Status of the Federal Testosterone Litigation

The MDL proceedings are designed to centralize all testosterone lawsuits filed throughout the federal court system, regardless of which specific medication was used and which drug makers are involved in the case.

All of the complaints involve similar allegations that side effects of testosterone drugs caused users to suffer a heart attack, stroke, pulmonary embolism, deep vein thrombosis (DVT) or other injury that may have been avoided if the drug makers had provided stronger warnings with the medications.

Such coordinated pretrial proceedings are common in complex pharmaceutical litigation, where a large number of cases are brought by individuals throughout the country who suffered similar injuries following the use of related medications or medical products.

As the number of cases in the testosterone MDL continues to grow, Judge Kennelly will oversee the coordinated discovery, challenges to the admissibility of expert testimony and other pretrial motions in the lawsuits.

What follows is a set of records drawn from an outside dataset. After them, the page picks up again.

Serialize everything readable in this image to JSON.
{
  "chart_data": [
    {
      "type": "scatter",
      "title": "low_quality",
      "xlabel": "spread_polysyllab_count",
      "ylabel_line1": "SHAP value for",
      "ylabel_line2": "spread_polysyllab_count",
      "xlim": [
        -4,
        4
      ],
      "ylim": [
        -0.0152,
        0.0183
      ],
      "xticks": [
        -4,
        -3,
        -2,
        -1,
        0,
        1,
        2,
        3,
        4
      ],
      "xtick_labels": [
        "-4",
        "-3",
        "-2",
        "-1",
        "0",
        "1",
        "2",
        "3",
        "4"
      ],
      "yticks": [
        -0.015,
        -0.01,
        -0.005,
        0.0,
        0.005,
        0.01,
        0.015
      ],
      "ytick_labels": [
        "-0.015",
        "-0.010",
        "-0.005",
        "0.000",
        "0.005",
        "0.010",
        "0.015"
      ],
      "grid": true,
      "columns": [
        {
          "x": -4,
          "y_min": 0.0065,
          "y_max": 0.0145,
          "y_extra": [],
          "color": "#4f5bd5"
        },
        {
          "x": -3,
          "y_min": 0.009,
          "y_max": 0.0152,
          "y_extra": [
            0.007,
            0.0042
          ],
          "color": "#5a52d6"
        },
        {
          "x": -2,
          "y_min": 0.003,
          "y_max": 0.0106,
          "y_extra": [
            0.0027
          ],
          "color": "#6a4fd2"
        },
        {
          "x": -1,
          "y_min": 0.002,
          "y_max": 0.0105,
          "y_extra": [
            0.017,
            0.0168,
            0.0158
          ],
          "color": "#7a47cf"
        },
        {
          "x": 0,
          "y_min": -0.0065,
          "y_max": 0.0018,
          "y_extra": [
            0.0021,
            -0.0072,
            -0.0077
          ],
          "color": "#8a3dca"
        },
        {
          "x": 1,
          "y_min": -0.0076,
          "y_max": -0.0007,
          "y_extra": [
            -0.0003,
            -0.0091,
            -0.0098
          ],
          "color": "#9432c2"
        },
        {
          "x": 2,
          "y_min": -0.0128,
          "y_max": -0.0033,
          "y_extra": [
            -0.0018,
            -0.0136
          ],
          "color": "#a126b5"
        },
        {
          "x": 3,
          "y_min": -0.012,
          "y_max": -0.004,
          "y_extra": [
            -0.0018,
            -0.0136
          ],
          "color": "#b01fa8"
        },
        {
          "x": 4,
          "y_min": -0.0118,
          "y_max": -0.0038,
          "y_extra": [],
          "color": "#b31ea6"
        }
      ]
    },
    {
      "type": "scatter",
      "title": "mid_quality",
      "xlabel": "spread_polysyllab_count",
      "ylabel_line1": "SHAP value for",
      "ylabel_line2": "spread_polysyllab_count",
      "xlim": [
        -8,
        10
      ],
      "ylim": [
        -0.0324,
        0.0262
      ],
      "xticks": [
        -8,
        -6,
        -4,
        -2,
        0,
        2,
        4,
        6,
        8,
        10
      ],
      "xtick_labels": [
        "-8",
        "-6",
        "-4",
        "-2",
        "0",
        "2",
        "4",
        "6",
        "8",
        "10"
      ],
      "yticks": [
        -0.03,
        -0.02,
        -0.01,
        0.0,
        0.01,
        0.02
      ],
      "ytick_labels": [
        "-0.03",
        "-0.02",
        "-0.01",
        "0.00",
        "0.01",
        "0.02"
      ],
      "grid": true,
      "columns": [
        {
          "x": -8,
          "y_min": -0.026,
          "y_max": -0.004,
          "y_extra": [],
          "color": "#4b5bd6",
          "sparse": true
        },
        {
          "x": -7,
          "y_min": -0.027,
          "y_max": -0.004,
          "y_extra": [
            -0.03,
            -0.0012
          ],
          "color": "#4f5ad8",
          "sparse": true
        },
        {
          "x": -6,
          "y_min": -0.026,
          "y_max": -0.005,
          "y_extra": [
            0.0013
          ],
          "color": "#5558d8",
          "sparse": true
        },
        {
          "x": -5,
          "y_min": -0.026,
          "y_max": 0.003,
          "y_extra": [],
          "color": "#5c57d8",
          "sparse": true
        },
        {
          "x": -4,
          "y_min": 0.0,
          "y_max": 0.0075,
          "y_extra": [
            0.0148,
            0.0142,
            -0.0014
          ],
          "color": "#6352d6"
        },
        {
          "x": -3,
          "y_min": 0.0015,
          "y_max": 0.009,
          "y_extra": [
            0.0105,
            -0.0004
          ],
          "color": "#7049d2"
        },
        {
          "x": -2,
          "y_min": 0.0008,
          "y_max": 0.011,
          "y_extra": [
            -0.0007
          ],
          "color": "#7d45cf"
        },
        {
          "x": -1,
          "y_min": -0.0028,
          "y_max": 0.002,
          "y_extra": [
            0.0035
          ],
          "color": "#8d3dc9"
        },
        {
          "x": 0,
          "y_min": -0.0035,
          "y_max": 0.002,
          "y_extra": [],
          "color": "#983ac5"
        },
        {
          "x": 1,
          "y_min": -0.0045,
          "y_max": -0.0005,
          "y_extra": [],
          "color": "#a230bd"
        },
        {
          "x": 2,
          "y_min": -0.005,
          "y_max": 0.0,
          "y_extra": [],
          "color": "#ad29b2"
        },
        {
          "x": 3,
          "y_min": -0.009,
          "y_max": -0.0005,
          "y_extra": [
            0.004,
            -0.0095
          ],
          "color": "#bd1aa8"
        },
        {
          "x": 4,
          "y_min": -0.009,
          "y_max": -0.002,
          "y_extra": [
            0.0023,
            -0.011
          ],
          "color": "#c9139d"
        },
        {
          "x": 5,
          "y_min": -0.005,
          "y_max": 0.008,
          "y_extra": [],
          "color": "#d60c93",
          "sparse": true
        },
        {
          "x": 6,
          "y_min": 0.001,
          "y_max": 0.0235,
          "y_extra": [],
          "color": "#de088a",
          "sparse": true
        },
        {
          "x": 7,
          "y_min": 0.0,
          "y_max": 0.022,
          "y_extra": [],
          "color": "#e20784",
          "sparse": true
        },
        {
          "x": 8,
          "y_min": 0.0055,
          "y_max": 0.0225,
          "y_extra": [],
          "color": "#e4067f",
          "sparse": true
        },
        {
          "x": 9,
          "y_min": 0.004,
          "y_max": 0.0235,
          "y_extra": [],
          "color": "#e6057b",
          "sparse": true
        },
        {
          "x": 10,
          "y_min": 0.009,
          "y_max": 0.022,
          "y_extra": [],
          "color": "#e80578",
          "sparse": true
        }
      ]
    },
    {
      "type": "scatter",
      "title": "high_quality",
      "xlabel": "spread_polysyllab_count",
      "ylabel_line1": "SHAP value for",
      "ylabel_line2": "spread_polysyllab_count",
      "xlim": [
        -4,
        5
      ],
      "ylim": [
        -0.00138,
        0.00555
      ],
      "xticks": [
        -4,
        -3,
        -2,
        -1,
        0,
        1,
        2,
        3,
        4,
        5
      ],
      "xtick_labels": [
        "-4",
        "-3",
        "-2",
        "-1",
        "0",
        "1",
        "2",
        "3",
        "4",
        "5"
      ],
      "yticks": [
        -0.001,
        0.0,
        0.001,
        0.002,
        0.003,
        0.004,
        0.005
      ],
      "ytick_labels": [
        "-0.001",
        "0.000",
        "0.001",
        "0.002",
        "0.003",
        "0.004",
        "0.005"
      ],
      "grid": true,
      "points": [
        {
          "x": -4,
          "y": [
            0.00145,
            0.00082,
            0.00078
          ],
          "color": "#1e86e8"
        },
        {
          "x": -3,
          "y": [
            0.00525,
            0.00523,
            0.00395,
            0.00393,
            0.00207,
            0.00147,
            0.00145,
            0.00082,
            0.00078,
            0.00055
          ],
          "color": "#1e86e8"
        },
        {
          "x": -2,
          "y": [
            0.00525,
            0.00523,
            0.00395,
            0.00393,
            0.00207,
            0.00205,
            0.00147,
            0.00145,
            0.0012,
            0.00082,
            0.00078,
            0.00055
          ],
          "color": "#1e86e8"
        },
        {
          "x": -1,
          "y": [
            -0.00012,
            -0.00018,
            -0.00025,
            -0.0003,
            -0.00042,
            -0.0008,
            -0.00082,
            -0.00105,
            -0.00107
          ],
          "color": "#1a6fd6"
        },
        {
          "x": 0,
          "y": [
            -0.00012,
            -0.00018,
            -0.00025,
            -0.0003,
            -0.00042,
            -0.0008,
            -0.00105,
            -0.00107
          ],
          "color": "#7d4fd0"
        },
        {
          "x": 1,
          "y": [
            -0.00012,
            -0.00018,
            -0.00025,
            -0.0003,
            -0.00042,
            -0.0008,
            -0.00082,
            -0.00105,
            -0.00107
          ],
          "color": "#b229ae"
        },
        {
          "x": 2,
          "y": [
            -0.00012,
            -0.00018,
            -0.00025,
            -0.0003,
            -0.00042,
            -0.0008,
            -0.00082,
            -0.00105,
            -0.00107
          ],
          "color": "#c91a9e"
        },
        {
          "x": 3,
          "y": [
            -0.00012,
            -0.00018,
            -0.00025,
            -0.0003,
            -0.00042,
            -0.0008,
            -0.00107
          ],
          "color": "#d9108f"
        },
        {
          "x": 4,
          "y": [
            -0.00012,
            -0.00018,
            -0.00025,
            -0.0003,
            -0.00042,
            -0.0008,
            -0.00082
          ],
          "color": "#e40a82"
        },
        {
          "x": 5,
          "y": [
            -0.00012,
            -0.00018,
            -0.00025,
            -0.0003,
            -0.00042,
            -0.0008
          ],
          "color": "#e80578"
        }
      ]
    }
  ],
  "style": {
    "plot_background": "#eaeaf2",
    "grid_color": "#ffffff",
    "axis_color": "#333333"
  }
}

It is also expected that a small group of testosterone cases will be selected for early trial dates in the MDL, known as “bellwether” cases.

Earlier this month, the parties each submitted competing proposals regarding the testosterone bellwether process, with plaintiffs calling for the first cases to go before juries by mid-2016 and the drug makers pushing for a longer pretrial process, where the first cases may not go to trial until late 2017.

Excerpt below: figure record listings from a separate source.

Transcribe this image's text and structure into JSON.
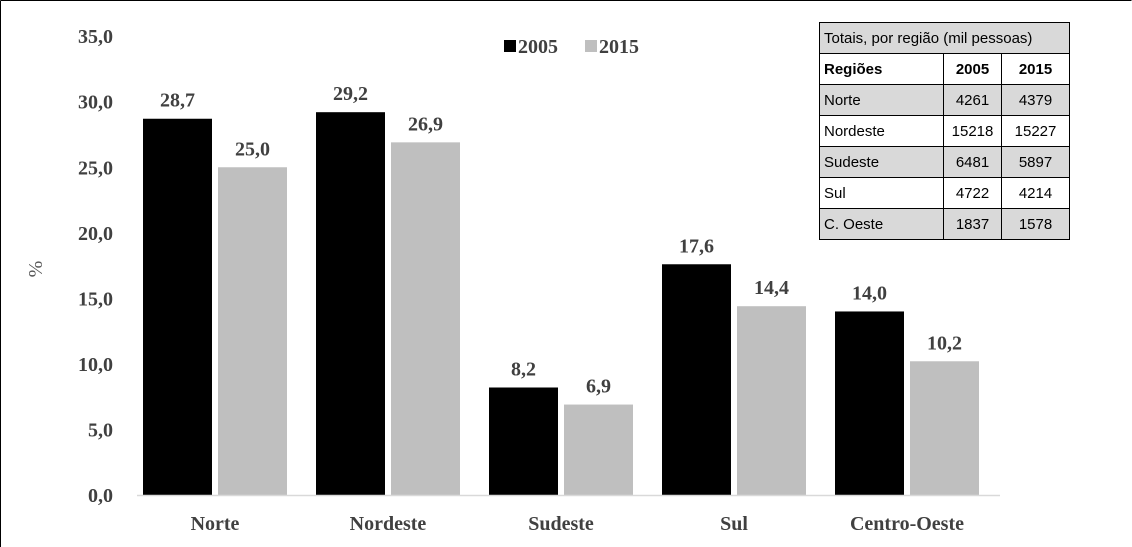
{
  "chart_data": {
    "type": "bar",
    "categories": [
      "Norte",
      "Nordeste",
      "Sudeste",
      "Sul",
      "Centro-Oeste"
    ],
    "series": [
      {
        "name": "2005",
        "values": [
          28.7,
          29.2,
          8.2,
          17.6,
          14.0
        ],
        "labels": [
          "28,7",
          "29,2",
          "8,2",
          "17,6",
          "14,0"
        ],
        "color": "#000000"
      },
      {
        "name": "2015",
        "values": [
          25.0,
          26.9,
          6.9,
          14.4,
          10.2
        ],
        "labels": [
          "25,0",
          "26,9",
          "6,9",
          "14,4",
          "10,2"
        ],
        "color": "#bfbfbf"
      }
    ],
    "ylabel": "%",
    "ylim": [
      0,
      35
    ],
    "yticks": [
      "0,0",
      "5,0",
      "10,0",
      "15,0",
      "20,0",
      "25,0",
      "30,0",
      "35,0"
    ],
    "grid": false,
    "legend_position": "top-center"
  },
  "table": {
    "title": "Totais, por região (mil pessoas)",
    "headers": [
      "Regiões",
      "2005",
      "2015"
    ],
    "rows": [
      [
        "Norte",
        "4261",
        "4379"
      ],
      [
        "Nordeste",
        "15218",
        "15227"
      ],
      [
        "Sudeste",
        "6481",
        "5897"
      ],
      [
        "Sul",
        "4722",
        "4214"
      ],
      [
        "C. Oeste",
        "1837",
        "1578"
      ]
    ]
  }
}
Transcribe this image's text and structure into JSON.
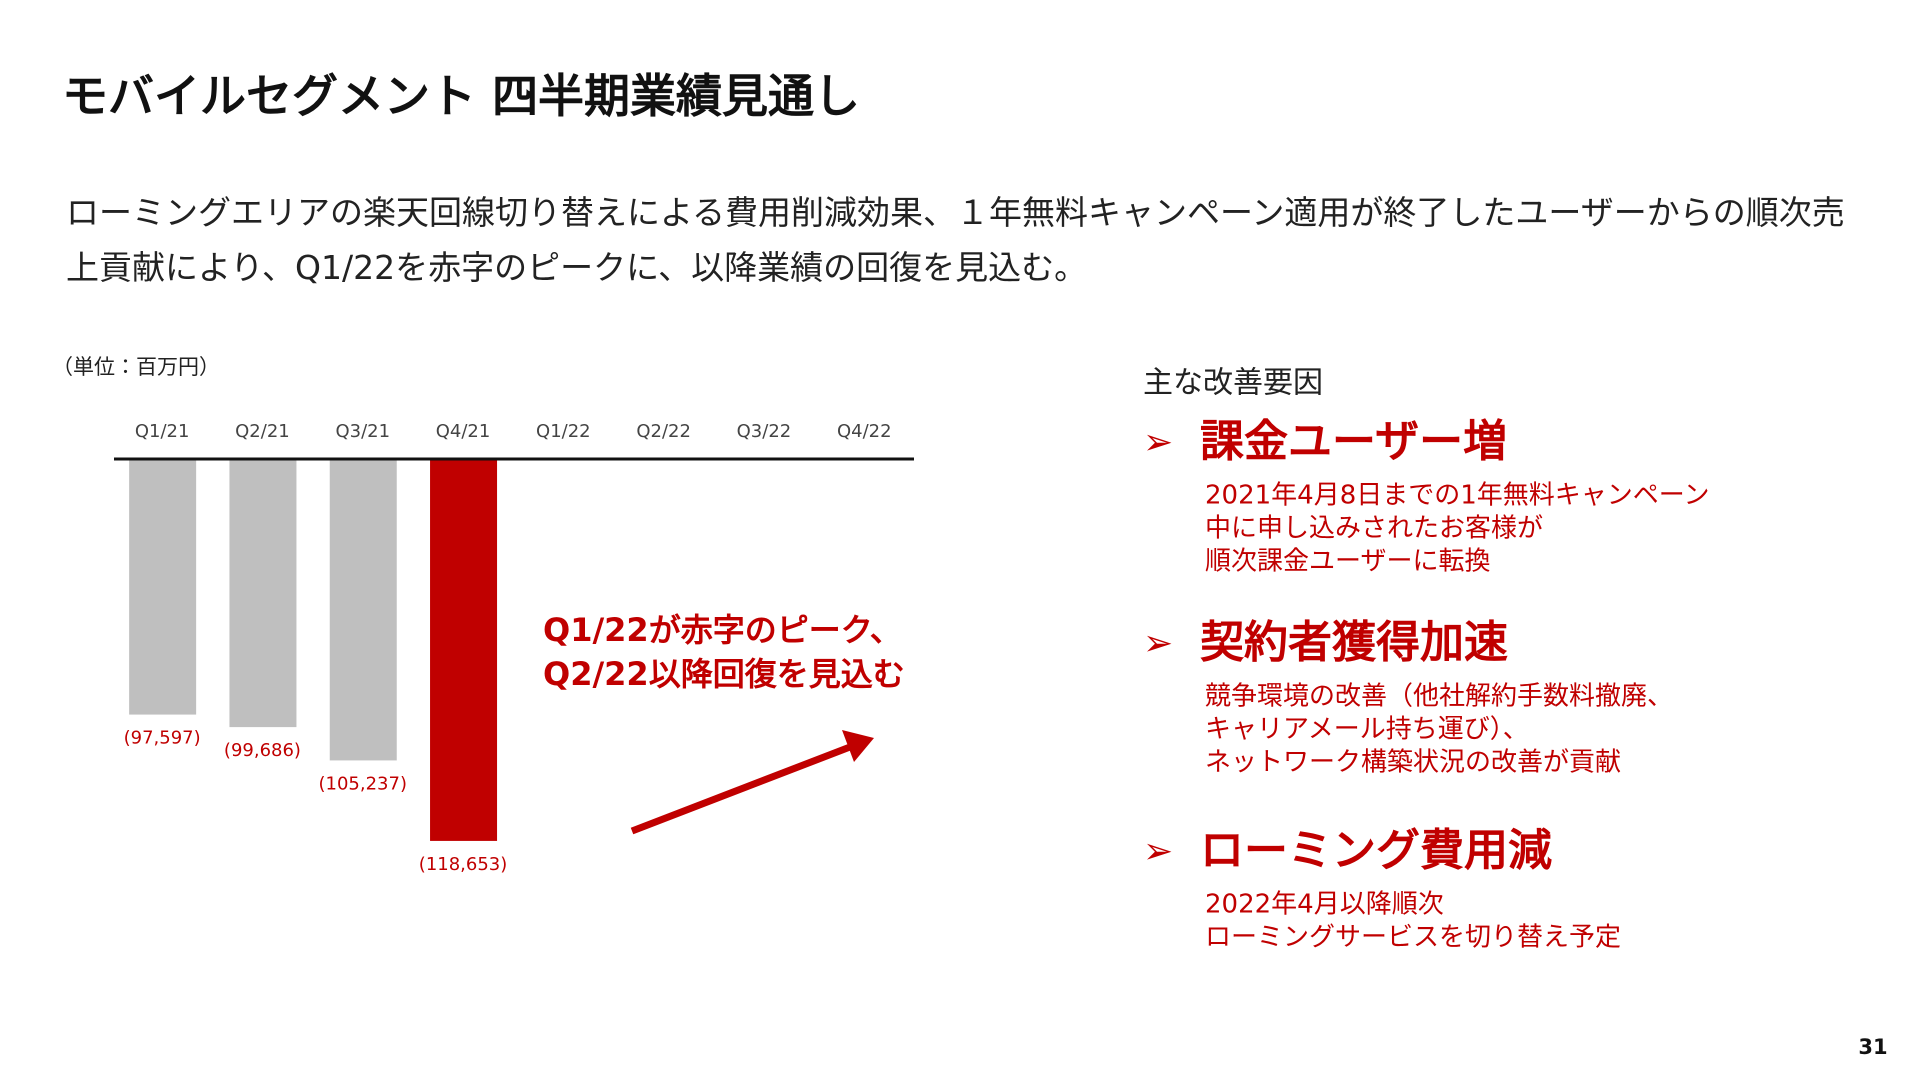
{
  "title": "モバイルセグメント 四半期業績見通し",
  "description": "ローミングエリアの楽天回線切り替えによる費用削減効果、１年無料キャンペーン適用が終了したユーザーからの順次売上貢献により、Q1/22を赤字のピークに、以降業績の回復を見込む。",
  "chart_data": {
    "type": "bar",
    "unit_label": "（単位：百万円）",
    "categories": [
      "Q1/21",
      "Q2/21",
      "Q3/21",
      "Q4/21",
      "Q1/22",
      "Q2/22",
      "Q3/22",
      "Q4/22"
    ],
    "values": [
      -97597,
      -99686,
      -105237,
      -118653,
      null,
      null,
      null,
      null
    ],
    "value_labels": [
      "(97,597)",
      "(99,686)",
      "(105,237)",
      "(118,653)",
      null,
      null,
      null,
      null
    ],
    "colors": [
      "#bfbfbf",
      "#bfbfbf",
      "#bfbfbf",
      "#c00000",
      null,
      null,
      null,
      null
    ],
    "ylim": [
      -125000,
      -55000
    ],
    "annotation": [
      "Q1/22が赤字のピーク、",
      "Q2/22以降回復を見込む"
    ]
  },
  "factors": {
    "heading": "主な改善要因",
    "items": [
      {
        "title": "課金ユーザー増",
        "lines": [
          "2021年4月8日までの1年無料キャンペーン",
          "中に申し込みされたお客様が",
          "順次課金ユーザーに転換"
        ]
      },
      {
        "title": "契約者獲得加速",
        "lines": [
          "競争環境の改善（他社解約手数料撤廃、",
          "キャリアメール持ち運び）、",
          "ネットワーク構築状況の改善が貢献"
        ]
      },
      {
        "title": "ローミング費用減",
        "lines": [
          "2022年4月以降順次",
          "ローミングサービスを切り替え予定"
        ]
      }
    ]
  },
  "page_number": "31"
}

While the outcomes of these bellwether trials will not be binding in other cases, the process is designed to help the parties gauge how juries may respond to certain evidence and testimony that is likely to be repeated throughout the litigation.

Following a series of test trials in the MDL, if testosterone settlements are not reached by the manufacturers to resolve large numbers of cases, hundreds of individual lawsuits centralized in the MDL may be remanded back to the U.S. District Courts where they would have originally been filed for separate trial dates throughout the country.

In the direct filing order, Judge Kennelly established the rules regarding the proper venue or jurisdiction for cases in the event that pretrial proceedings are concluded and each case needs to be remanded for trial.

For all cases filed only against the drug makers AbbVie or Abbott Laboratories, whose Androgel product is the most widely used testosterone replacement therapy, Judge Kennelly has indicated that they will be treated as if originally filed in the Northern District of Illinois, and those drug makers will be precluded from seeking remand of the cases to another Court for trial.

In all complaints that include drug makers other than AbbVie or Abbott as defendants, Judge Kennelly indicates that the case will be treated as if it was originally filed in the federal district where the Plaintiff resided at the time of the original filing. However, the parties may later challenge the appropriate venue or jurisdiction at the time the MDL Court indicates that it intends to remand the claims.

With the approval of direct filing of testosterone lawsuits in the MDL, it is expected that the number of new claims brought in the coming weeks and months will increase dramatically, as there are currently thousands of unfiled claims where men who suffered a heart attack or other injury while taking a testosterone drug have already retained lawyers.